1/2 cup Cooked Quinoa

6 Asparagus Spears

1 teaspoon Olive Oil

PREPARATION

  • 1

    Preheat your oven to 400°F. Line a baking sheet with parchment paper for the asparagus.

  • 2

    Rinse the asparagus and trim the woody ends. Place them on the baking sheet, drizzle with olive oil, and season lightly with salt and pepper.

  • 3

    Roast the asparagus in the oven for about 10-12 minutes until tender and lightly charred.

  • 4

    While the asparagus roasts, season the salmon fillet with salt and pepper or your favorite herbs.

  • 5

    Heat a non-stick skillet over medium-high heat.
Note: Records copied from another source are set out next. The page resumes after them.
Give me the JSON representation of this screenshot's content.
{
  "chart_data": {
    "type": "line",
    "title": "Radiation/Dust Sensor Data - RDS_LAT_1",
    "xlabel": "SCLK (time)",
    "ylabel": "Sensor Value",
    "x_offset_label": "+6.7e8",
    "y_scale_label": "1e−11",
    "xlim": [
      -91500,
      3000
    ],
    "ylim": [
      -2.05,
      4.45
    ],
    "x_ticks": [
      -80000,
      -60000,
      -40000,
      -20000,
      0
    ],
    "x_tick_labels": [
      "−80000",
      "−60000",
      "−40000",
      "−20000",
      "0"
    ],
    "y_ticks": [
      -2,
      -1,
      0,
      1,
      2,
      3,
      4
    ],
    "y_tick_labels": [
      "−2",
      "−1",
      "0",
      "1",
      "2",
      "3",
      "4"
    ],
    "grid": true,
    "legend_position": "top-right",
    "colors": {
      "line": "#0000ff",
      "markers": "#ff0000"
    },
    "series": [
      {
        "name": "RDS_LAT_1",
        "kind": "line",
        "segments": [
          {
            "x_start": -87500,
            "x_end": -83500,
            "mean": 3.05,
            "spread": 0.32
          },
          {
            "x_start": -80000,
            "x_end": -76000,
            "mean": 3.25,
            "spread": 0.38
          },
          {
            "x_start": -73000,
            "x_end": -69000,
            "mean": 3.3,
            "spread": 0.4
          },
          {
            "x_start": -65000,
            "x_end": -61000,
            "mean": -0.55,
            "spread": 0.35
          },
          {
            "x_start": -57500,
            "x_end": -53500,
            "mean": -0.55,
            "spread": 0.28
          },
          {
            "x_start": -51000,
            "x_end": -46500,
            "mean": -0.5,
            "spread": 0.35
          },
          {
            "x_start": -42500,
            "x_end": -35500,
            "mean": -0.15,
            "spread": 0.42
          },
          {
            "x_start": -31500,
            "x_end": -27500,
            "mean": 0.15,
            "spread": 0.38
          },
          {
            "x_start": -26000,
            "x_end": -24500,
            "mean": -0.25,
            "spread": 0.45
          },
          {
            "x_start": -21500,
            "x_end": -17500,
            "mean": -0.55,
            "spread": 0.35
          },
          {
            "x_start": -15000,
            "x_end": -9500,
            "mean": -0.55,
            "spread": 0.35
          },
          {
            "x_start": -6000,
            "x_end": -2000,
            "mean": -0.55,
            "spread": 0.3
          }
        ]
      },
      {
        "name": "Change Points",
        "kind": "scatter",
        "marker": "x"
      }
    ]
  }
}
Once hot, add the salmon fillet skin-side down if applicable, and cook for about 3-4 minutes until the skin is crispy.

  • 6

    Carefully flip the salmon and cook for an additional 3-4 minutes until the salmon is cooked through but still moist.

  • 7

    Prepare the cooked quinoa if not already done. Warm it slightly in a small pot or microwave.

  • 8

    Plate the dish by placing a generous serving of quinoa on the plate, top with the crispy salmon, and arrange the roasted asparagus on the side.

  • 9

    Serve immediately and enjoy your balanced, nutrient-rich meal.